GBD 2010 is the most recent version of a large epidemiological study funded by the Bill and Melinda Gates Foundation and coordinated by the Institute for Health Metrics and Evaluation (IHME) at the University of Washington.
In the EU, in 2010, there were more than 10 times as many deaths due to viral hepatitis as there were HIV-attributable deaths. Hepatitis C Virus (HCV) and Hepatitis B Virus (HBV) are estimated to have caused nearly 90,000 deaths that year in the EU (HCV nearly 57,000 deaths, HBV nearly 31,000 deaths), while there were just over 8,000 deaths from HIV/AIDS.

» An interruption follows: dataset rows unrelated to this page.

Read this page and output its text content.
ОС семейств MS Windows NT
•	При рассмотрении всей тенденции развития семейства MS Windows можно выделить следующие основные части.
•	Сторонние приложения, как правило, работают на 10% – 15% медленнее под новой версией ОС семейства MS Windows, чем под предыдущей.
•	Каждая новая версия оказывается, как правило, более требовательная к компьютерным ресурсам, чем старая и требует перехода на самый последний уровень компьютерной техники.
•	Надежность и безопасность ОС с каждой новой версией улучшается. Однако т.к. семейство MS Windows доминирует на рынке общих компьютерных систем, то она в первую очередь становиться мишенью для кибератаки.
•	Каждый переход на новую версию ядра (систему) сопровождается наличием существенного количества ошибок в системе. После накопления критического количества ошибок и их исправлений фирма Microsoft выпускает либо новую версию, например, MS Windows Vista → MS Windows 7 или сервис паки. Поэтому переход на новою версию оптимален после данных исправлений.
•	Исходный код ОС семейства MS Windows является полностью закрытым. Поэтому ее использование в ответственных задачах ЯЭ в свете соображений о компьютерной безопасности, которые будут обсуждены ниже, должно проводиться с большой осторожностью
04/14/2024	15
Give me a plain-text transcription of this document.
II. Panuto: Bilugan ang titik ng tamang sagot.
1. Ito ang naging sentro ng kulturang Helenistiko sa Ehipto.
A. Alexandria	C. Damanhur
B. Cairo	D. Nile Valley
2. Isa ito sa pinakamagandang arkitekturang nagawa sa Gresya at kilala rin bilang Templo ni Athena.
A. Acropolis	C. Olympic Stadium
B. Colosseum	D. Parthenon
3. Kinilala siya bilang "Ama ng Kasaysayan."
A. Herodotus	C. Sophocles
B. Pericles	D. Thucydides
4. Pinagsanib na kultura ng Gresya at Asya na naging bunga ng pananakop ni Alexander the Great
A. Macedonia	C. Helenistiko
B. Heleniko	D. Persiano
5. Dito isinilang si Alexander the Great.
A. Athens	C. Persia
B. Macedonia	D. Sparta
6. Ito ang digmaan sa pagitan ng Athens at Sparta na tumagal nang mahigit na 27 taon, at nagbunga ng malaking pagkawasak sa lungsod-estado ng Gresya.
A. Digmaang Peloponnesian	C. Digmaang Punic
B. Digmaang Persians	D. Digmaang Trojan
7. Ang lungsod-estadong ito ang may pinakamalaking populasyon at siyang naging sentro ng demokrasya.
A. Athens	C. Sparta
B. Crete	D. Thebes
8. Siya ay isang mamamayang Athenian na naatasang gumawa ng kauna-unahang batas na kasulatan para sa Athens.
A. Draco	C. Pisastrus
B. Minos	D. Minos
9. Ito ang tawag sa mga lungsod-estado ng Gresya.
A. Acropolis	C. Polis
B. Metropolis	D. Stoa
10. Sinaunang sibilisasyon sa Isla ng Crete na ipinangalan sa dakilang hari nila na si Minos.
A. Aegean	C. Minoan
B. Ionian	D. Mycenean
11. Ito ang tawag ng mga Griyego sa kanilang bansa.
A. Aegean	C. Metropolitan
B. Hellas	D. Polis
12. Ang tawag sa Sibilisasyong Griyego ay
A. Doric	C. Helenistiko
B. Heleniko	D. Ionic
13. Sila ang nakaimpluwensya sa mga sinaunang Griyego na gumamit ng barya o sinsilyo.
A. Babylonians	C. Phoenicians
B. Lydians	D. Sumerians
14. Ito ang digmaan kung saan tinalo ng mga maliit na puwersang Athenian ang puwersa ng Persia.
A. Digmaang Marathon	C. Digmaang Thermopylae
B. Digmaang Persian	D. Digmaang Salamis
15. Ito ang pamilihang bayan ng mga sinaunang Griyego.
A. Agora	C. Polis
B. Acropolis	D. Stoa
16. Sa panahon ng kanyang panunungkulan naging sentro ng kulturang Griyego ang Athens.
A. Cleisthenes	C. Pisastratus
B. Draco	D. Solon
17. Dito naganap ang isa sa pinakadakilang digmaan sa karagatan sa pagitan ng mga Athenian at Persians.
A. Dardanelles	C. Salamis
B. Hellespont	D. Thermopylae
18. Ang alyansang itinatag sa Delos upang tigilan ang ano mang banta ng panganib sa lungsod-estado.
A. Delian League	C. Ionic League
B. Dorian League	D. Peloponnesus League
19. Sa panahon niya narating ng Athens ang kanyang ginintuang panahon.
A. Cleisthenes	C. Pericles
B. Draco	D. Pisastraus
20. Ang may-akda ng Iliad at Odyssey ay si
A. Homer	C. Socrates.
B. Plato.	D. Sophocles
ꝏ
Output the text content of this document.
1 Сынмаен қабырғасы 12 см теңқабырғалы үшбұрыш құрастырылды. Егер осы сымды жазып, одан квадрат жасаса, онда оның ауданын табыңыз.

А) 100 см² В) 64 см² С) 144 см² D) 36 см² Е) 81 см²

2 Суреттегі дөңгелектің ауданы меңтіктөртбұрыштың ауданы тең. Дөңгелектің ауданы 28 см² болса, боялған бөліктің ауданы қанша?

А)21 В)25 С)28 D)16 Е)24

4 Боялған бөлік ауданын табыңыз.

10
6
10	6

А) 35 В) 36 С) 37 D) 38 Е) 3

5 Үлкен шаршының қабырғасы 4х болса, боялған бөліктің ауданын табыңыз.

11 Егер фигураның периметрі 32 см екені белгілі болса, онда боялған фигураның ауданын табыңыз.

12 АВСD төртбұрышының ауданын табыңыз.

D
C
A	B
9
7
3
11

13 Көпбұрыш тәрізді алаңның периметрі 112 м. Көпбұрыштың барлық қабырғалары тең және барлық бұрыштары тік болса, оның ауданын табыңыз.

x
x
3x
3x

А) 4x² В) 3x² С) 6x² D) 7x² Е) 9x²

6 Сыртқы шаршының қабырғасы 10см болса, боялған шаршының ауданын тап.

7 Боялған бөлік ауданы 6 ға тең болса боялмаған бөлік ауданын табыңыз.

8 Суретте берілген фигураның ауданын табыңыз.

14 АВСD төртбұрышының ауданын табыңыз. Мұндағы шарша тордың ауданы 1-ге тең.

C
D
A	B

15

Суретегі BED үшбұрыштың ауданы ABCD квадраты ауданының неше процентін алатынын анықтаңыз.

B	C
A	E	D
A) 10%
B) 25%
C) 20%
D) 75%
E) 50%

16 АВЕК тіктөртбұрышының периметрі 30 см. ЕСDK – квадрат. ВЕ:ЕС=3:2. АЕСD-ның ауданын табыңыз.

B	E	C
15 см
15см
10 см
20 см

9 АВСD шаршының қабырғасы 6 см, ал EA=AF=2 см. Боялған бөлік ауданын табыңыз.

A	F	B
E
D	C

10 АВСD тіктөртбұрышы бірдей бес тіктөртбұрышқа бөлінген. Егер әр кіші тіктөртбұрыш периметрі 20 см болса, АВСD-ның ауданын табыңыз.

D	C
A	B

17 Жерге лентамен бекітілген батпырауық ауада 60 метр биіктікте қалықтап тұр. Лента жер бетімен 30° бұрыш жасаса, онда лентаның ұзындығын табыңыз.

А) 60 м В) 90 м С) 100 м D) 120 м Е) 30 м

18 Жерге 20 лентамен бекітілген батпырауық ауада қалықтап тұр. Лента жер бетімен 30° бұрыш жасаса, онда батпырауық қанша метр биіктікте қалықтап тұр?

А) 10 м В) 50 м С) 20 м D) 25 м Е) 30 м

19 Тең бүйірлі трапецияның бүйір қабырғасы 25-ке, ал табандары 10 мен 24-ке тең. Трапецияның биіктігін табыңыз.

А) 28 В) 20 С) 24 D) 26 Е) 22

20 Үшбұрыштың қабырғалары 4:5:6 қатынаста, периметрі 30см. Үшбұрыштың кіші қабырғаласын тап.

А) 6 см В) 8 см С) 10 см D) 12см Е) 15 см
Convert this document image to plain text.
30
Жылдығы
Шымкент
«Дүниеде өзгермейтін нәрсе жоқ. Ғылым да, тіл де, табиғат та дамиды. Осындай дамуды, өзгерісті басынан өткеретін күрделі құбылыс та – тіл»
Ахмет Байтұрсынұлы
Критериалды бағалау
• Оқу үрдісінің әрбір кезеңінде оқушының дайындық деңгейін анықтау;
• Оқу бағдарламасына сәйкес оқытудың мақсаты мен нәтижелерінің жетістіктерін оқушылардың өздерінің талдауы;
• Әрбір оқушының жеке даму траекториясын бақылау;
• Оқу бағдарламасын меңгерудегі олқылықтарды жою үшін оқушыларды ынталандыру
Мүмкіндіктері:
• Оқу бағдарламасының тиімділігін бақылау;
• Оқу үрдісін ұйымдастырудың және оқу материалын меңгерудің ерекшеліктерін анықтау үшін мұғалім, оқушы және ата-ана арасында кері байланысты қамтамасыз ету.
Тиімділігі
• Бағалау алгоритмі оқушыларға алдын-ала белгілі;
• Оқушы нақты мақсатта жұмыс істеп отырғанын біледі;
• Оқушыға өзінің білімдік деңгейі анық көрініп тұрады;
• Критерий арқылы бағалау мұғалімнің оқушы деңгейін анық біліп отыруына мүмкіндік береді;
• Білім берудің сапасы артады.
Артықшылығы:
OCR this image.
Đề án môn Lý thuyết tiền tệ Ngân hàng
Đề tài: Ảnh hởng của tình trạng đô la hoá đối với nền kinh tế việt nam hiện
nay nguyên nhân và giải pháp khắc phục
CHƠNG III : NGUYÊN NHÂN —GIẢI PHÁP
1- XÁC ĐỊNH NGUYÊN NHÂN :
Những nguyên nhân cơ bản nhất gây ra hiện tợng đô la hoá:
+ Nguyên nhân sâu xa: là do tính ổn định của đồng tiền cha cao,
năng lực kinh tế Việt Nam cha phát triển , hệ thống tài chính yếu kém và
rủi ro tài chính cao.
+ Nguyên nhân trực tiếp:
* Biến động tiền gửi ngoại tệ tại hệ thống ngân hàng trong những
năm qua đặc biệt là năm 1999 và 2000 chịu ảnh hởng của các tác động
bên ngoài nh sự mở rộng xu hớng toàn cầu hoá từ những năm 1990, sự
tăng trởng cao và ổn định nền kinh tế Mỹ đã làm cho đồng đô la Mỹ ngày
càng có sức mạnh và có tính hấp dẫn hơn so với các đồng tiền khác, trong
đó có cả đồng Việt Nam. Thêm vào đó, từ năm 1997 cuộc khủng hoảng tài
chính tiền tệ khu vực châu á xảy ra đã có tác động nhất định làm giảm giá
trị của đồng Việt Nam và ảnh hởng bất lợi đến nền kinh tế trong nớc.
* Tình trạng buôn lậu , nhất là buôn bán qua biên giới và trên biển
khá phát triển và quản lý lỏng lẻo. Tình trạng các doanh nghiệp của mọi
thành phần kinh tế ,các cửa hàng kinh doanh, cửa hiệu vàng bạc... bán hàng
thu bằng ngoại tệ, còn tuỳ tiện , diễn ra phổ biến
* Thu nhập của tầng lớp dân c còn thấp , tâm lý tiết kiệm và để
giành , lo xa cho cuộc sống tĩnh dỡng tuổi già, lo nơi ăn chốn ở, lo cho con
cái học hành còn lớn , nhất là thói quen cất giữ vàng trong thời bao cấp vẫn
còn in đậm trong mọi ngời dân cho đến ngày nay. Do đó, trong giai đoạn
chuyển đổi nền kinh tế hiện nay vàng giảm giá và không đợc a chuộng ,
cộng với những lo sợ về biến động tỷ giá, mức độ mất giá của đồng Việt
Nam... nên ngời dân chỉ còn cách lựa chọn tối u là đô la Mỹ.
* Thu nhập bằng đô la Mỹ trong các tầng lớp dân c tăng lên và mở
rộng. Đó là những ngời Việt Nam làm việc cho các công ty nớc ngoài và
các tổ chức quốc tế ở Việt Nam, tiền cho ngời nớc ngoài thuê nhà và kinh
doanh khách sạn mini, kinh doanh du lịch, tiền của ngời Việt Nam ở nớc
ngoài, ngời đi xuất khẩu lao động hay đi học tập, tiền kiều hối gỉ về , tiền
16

Presenting these thought-provoking figures, EASL's Vice-Secretary Dr. Laurent Castera from the department of Hepatology, Hôpital Beaujon in Paris said: "GBD 2010 is making a critical contribution to our understanding of present and future health priorities for countries and the global community. Although HIV/AIDS undeniably remains a key global health priority, the higher mortality from viral hepatitis than from HIV/AIDS in the EU means that hepatitis B and C must clearly now be counted among the top global and local priorities for health."
"Additional resources are needed to prevent, detect and treat hepatitis B and C in order to address these imbalances in major preventable causes of human death," Dr Castera added.
The Global Burden of Disease Study 2010 is the largest ever systematic effort to describe the global distribution and causes of a wide array of major diseases, injuries, and health risk factors. GBD 2010 has collated estimates of 291 diseases and injuries and 1,160 sequelae to identify the causes of human death worldwide
Using country-level and regional causes of death, mortality attributed to HBV, HCV and HIV/AIDS between 1990 and 2010 has been compared across Europe, by region and for specific countries. These findings have then been compared to global trends.
Globally, deaths from both viral hepatitis and HIV increased from 1990-2010 with HIV/AIDS ranking 6th (1.47 million deaths) and viral hepatitis B and C combined ranking 9th, with 1.29 million deaths in 2010.
Whereas HIV-related deaths in the EU fell by more than half following the late 1990s, in Eastern Europe HIV mortality has risen sharply. "This goes some way to explaining why mortality from viral hepatitis does not appear to be higher than that of HIV/AIDS in other areas of Europe outside of the EU," concluded Dr Castera.